The recently announced postponement of the opening of a detention centre for minors, as well as a ban on the use of mobile phones in the central prison were the key topics on the agenda of the meeting of the House legal affairs committee on Wednesday.

Committee member and Akel MP Andreas Pasiourtidis sharply criticised the central prisons administration and the government for its recent request to, for a second time, postpone the opening of a juvenile detention facility. The opening of the facility had initially been stipulated at the current migrant detention centre in Menoyia for January 1, 2026 and will now likely be delayed until the end of the upcoming year.

“It is a very serious issue, because both the law and European conventions require us to keep minors in a separate area from the central prisons,” Pasiourtidis said.

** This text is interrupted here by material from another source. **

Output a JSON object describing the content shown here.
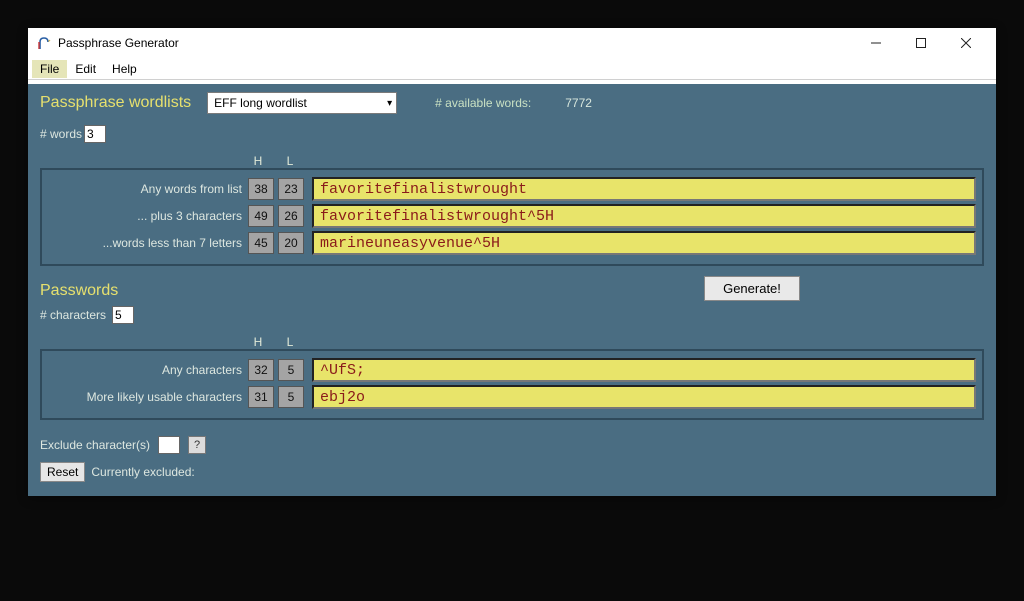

The Akel MP then went on to warn that prisons had been transformed into a “crime directorate”, saying court examinations had revealed that several crimes had been committed or organised from within the prison.

The committee then proceeded to discuss the bill to tighten penalties for using and bringing mobile phones into prisons.

He stressed that the relevant tightening of legislation did not need to be discussed if mobile phones had not been introduced into the prison in the first place, thus indirectly criticising the authorities.

Elam MP Sotiris Ioannou said that according to data received by the committee, the majority of prisoners under the age of 21 – 34 out of 39 – were foreigners.

“We are talking about a percentage of around 90 per cent. It is the established position of Elam that these people must finally be deported. It is not possible for those who come to our homeland and commit crimes not to be sent back to their own,” he said.

The government had last week announced the launch of a new system to combat the illegal use of mobile phones in the central prison.

Justice Minister Marios Hartsiotis had described the tool as a technically complex system, which was able to locate and deactivate the phones, referring to the measure as a response to a problem that had “persisted for more than a decade”.